Module 9: Setting Up a Cloud Server
Manual deployment is tolerable exactly once. After that, you want a repeatable way to copy the backend onto the server, keep configuration files in the right place, and make sure the application comes back automatically after a reboot.
The lesson starts with secure copy, and that is still a perfectly reasonable first deployment tool. You copy the configuration file, copy the built artifact, and keep the transfer explicit enough that you can see what changed. It is not fancy, but it is understandable, and that matters when you are still assembling the deployment story.
The next step is the one that turns the backend from a jar file into a service. The original lesson leans on a Spring Boot feature that allows the packaged artifact to behave like an executable Linux service. That is a strong fit for a small VPS because it lets the operating system manage startup and logs instead of forcing you to keep the app alive manually in a shell.
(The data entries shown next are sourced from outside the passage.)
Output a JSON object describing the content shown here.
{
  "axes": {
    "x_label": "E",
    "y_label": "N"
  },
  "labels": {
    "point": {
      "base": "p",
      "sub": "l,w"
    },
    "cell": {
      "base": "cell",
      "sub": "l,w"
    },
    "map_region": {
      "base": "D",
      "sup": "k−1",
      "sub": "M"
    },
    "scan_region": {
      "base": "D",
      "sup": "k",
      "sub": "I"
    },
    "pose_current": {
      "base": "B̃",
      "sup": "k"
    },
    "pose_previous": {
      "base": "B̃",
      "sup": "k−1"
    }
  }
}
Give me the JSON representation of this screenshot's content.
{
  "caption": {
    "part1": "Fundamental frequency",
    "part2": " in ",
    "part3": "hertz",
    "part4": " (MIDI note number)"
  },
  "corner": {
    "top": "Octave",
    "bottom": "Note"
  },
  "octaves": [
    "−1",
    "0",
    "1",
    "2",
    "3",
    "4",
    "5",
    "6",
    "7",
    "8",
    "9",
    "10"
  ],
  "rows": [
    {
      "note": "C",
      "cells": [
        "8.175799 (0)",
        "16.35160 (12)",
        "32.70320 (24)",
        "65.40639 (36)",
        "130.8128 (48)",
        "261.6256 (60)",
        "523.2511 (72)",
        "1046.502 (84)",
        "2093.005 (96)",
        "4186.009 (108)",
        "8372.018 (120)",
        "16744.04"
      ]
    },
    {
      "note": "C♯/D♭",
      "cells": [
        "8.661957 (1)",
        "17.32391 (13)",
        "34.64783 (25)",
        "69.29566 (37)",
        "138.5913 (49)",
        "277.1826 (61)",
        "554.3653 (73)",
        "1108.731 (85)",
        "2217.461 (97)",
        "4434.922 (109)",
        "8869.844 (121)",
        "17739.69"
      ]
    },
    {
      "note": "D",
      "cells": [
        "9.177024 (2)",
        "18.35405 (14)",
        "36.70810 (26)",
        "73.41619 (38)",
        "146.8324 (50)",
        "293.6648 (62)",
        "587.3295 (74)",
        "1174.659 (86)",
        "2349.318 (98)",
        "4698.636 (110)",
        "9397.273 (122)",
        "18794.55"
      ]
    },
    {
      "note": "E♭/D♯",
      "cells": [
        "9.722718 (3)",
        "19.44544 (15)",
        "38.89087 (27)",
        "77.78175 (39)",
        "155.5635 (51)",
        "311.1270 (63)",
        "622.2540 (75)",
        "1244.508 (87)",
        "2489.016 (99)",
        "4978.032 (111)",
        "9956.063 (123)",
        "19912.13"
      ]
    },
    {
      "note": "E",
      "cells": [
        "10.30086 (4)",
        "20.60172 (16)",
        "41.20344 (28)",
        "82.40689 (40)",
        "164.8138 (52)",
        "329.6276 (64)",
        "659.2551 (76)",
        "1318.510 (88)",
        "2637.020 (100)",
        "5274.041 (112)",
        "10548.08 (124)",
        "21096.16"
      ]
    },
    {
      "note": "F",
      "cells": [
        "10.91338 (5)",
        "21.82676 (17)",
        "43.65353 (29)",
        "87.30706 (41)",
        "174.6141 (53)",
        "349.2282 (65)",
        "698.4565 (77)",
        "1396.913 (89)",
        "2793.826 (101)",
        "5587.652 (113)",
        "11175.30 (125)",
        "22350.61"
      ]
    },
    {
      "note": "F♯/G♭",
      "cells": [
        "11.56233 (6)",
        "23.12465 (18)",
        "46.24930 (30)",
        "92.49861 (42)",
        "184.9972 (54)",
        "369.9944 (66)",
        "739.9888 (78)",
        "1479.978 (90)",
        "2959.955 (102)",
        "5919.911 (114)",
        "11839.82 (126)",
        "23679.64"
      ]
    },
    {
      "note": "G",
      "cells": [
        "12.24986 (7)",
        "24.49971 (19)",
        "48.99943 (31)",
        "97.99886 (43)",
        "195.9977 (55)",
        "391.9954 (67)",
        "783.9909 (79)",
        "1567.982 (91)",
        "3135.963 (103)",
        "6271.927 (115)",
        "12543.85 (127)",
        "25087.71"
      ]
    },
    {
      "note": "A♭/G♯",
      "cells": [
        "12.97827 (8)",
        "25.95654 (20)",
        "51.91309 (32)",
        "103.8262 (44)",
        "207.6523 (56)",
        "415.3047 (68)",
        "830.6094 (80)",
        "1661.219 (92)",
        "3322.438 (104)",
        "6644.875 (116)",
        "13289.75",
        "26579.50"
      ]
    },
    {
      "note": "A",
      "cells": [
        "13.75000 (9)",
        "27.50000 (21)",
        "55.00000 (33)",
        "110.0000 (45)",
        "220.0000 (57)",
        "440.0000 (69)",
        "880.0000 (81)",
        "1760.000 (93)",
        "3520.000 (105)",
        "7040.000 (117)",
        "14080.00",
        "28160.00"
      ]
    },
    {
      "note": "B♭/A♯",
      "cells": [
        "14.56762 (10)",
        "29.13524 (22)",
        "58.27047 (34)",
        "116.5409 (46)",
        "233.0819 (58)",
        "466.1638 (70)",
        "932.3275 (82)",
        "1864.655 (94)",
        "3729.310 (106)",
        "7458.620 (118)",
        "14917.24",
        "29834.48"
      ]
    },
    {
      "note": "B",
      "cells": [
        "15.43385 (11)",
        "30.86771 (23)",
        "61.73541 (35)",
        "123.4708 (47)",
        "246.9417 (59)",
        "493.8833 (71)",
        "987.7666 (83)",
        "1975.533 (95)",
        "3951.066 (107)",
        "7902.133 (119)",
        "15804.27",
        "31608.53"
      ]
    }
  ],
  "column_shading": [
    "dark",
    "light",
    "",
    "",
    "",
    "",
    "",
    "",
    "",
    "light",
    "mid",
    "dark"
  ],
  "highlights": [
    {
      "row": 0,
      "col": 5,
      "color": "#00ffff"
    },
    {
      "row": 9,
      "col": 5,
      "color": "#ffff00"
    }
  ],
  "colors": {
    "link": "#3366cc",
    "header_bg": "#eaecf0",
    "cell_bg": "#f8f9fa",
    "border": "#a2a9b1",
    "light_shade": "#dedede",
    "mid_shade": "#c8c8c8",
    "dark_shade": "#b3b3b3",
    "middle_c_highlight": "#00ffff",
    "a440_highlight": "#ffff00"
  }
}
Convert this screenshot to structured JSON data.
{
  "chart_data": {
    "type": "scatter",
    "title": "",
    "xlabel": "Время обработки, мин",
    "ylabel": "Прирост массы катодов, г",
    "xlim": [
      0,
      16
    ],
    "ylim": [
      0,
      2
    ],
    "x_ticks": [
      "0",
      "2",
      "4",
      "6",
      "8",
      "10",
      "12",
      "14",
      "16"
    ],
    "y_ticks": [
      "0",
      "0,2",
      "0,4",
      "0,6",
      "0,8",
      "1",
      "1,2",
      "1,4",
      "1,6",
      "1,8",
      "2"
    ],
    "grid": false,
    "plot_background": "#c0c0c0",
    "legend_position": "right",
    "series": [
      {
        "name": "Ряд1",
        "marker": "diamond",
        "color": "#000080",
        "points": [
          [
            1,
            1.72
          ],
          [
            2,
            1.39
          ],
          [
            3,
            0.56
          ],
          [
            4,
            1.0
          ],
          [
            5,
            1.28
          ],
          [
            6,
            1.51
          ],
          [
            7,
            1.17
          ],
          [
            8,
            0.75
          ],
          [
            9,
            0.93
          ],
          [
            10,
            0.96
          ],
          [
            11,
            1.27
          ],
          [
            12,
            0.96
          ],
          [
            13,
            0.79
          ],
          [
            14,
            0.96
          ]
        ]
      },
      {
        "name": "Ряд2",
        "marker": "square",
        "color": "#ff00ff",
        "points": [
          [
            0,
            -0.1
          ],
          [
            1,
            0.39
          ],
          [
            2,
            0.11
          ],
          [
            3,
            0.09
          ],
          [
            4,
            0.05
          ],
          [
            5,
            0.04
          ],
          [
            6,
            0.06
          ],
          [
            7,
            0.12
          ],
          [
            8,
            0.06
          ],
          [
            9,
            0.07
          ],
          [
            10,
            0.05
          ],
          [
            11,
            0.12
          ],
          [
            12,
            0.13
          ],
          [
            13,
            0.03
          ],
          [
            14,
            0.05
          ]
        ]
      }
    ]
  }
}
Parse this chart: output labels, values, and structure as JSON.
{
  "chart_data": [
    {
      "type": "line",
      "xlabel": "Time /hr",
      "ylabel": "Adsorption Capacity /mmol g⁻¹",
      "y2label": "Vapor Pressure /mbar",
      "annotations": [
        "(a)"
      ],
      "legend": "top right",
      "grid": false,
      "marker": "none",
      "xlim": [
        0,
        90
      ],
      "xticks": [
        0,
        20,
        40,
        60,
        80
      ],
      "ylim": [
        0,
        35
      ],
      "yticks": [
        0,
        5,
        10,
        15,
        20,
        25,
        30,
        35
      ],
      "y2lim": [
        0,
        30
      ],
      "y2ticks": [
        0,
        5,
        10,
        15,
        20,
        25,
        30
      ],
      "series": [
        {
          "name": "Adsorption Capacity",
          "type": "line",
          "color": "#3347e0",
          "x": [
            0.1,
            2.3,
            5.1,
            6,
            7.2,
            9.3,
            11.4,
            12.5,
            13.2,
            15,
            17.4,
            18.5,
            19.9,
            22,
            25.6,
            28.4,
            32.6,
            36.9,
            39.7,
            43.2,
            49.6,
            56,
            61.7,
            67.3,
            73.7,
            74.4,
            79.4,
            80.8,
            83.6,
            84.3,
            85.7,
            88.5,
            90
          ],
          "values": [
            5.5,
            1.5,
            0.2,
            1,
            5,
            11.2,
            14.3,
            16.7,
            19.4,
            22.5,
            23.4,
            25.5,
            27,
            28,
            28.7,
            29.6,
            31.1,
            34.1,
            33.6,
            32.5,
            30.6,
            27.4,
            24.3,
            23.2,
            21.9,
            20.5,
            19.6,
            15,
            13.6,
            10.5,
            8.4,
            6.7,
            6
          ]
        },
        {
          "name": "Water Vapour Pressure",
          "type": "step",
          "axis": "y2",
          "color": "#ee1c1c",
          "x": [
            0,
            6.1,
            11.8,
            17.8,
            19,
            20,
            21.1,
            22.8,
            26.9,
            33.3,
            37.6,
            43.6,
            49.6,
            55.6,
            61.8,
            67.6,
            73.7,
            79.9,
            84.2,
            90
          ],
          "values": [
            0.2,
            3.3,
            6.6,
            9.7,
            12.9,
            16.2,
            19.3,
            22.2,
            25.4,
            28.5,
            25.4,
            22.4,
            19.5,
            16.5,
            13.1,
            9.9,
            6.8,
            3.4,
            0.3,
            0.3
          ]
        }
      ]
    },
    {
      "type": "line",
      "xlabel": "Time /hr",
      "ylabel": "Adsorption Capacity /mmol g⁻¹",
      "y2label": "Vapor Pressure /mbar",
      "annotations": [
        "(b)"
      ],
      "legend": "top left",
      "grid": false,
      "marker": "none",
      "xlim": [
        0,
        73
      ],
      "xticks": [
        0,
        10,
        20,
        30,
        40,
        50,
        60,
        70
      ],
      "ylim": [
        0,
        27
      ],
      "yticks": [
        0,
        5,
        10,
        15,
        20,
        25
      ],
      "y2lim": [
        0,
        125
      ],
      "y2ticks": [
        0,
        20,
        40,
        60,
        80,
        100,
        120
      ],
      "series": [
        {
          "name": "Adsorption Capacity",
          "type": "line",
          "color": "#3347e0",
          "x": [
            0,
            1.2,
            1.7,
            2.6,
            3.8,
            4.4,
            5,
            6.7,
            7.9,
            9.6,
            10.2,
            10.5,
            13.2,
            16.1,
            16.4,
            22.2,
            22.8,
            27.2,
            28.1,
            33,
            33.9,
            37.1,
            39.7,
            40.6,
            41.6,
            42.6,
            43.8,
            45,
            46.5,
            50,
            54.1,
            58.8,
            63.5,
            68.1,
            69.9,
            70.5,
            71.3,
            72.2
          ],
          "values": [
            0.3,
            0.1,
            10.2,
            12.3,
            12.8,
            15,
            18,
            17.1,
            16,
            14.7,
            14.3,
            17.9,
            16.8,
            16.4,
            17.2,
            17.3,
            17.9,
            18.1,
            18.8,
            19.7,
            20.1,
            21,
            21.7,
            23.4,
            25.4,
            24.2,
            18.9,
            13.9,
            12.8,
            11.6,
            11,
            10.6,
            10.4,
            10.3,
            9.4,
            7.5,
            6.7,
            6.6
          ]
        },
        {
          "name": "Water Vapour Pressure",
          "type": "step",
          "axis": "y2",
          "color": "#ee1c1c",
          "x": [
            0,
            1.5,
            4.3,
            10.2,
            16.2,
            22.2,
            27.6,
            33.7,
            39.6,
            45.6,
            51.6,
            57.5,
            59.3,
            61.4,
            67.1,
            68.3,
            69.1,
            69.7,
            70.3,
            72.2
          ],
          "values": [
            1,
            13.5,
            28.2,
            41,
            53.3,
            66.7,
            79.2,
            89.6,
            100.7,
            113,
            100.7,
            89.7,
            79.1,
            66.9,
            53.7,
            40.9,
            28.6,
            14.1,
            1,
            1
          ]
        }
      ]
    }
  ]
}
The video uses symbolic links and classic init-style service integration. The exact boot integration mechanism you would choose today may differ depending on distribution and tooling, but the principle is the same: the server should know how to start the backend on boot, where its logs live, and which configuration belongs to that deployed instance.
The lesson also includes supporting pieces such as copying environment-specific properties, creating the database, and placing build tools where the backend expects them. Those details are not glamorous, but they are what make deployment dependable. A server is not really deployed until the configuration, runtime, filesystem layout, and startup behavior all line up.